Folha de S. Paulo


Poetas quebram a rotina nos vagões da CPTM

Marlene Bergamo/Folhapress
Grupo Filhos de Ururai, faz poesia em trem da CPTM em São Paulo
Grupo Filhos de Ururai, faz poesia em trem da CPTM em São Paulo

Pelo menos uma vez por mês, Lucas Afonso, Andrio Candido e Rafael Carnevalli entram nos vagões dos trens da CPTM sem saber o que vai acontecer.

Os três fazem parte do grupo de intervenções poéticas Filhos de Ururaí, que busca quebrar a rotina de quem circula pelas estações da zona leste declamando poesias.

"Já recebemos vários tipos de reações. Da última vez, na estação Lapa, o vagão aplaudiu. Em dois anos foi a primeira vez", disse Carnevalli.

A reportagem da Folha acompanhou uma apresentação do trio durante o trajeto no sentido Tatuapé-São Miguel Paulista às 17h de uma quinta-feira.

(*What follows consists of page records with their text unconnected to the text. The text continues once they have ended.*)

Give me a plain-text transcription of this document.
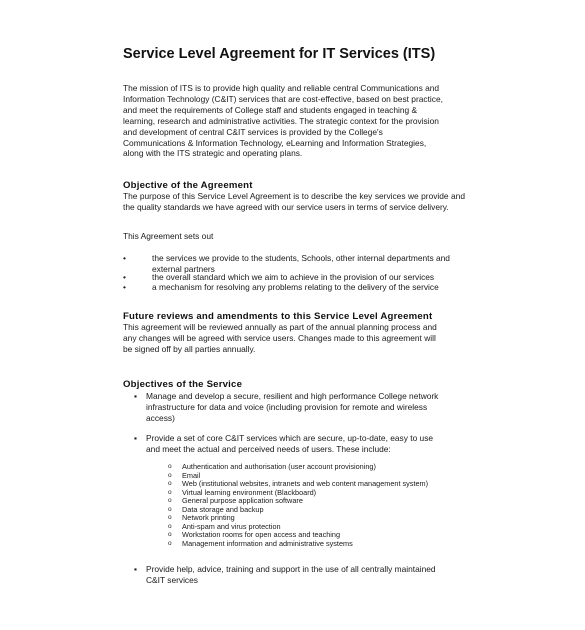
Service Level Agreement for IT Services (ITS)
The mission of ITS is to provide high quality and reliable central Communications and
Information Technology (C&IT) services that are cost-effective, based on best practice,
and meet the requirements of College staff and students engaged in teaching &
learning, research and administrative activities. The strategic context for the provision
and development of central C&IT services is provided by the College's
Communications & Information Technology, eLearning and Information Strategies,
along with the ITS strategic and operating plans.
Objective of the Agreement
The purpose of this Service Level Agreement is to describe the key services we provide and the quality standards we have agreed with our service users in terms of service delivery.
This Agreement sets out
•	the services we provide to the students, Schools, other internal departments and external partners
•	the overall standard which we aim to achieve in the provision of our services
•	a mechanism for resolving any problems relating to the delivery of the service
Future reviews and amendments to this Service Level Agreement
This agreement will be reviewed annually as part of the annual planning process and
any changes will be agreed with service users. Changes made to this agreement will
be signed off by all parties annually.
Objectives of the Service
▪ Manage and develop a secure, resilient and high performance College network infrastructure for data and voice (including provision for remote and wireless access)
▪ Provide a set of core C&IT services which are secure, up-to-date, easy to use and meet the actual and perceived needs of users. These include:
o Authentication and authorisation (user account provisioning)
o Email
o Web (institutional websites, intranets and web content management system)
o Virtual learning environment (Blackboard)
o General purpose application software
o Data storage and backup
o Network printing
o Anti-spam and virus protection
o Workstation rooms for open access and teaching
o Management information and administrative systems
▪ Provide help, advice, training and support in the use of all centrally maintained C&IT services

O vagão estava cheio, mas não lotado quando o grupo entrou. O horário marcado foi estratégico: se fosse mais tarde haveria tanta gente que eles não teriam espaço para a performance. Após alguns momentos de hesitação e de uma leve tensão, o grupo combinou o roteiro e a ordem de cada fala.

"Senhoras e senhores, não queremos vender nada, mas trocar", anunciou Candido, em tom teatral, provocando surpresa em muitos passageiros.

Em seguida o trio começou a bater palmas e cantar em conjunto: "Ecoa o canto dos povos das terras daqui/Ecoa o canto dos filhos de Ururaí". Afonso convidou a todos a se aproximarem e participarem: "Quem tiver vontade, pode chegar!". Os passageiros, contudo, ficaram no mesmo lugar.

Muitas pessoas os ignoraram, tentando apenas cumprir a sua rotina diária. Alguns viraram o rosto para o lado, outros olharam para o celular. Ao fundo, do lado oposto ao trio, alguém riu alto para atrapalhar a apresentação. Algum gaiato gritou: "Vai, Corinthians!".

Muitos, porém, paravam e prestaram atenção. Quando Afonso começou a declamar depois de Carnevalli, descrevendo, em rimas, a situação dos trens lotados e buscando imagens fortes como "será a vida um carro bomba que eu empurro na contramão?".

Em um momento, depois de falar sobre os abusos dos patrões, em uma sequência de rimas com 'or', o trio cantou ao mesmo tempo "aqui só tem trabalhador". A plateia informal reagiu na hora com uma "oooooohhh", como para mostrar que se identificavam com as palavras dos poetas.

"Eles têm letras bem boladas, falam umas verdades. Cantam a nossa realidade do dia a dia", disse porteira Cíntia Ribeiro, 36. Ela iria descer na estação Comendador Ermelino, onde acaba o trajeto de 1h30 do trabalho até em casa.

A caminho da estação USP Leste, o operador de telemarketing Matheus Fernandes, 19, disse que gostou da apresentação e acha que o grupo faz um trabalho de conscientização das pessoas. "Se não fossem eles, eu nunca saberia que Ururaí é São Miguel."

O poeta Carnevalli lembrou como o grupo começou: "Nós já tínhamos o costume de recitar poesia nos trens. Daí gravamos uma vez e viralizou na internet. Daí formamos o coletivo. O Lucas entrou na segunda gravação",

Cada integrante tem uma característica distinta. Afonso é mais cronista e político, ligado à tradição dos MCs. Candido, que também é ator, escreve mais sobre temas sociais, e Carnevalli, que organiza saraus de poesia em São Miguel, é o mais lírico.

A página do grupo no Facebook tem quase 12 mil fãs. Para divulgar o trabalho, os Filhos de Ururaí gravam as ações nos trens e disponibilizam os vídeos na internet.

Embora tenham uma cultura mais ligada à oralidade, o trio agora tem planos de compilar as poesias para publicar um livro. A próxima apresentação nos trens não tem data marcada, mas eles estão trabalhando em poemas inéditos.

Apesar de não ter como prever a reação do público, o grupo sabe o que quer provocar, segundo Carnevalli. "Muitos podem se incomodar, mas já transformamos a mente de muitas pessoas. Existe poder na poesia que vem do trem."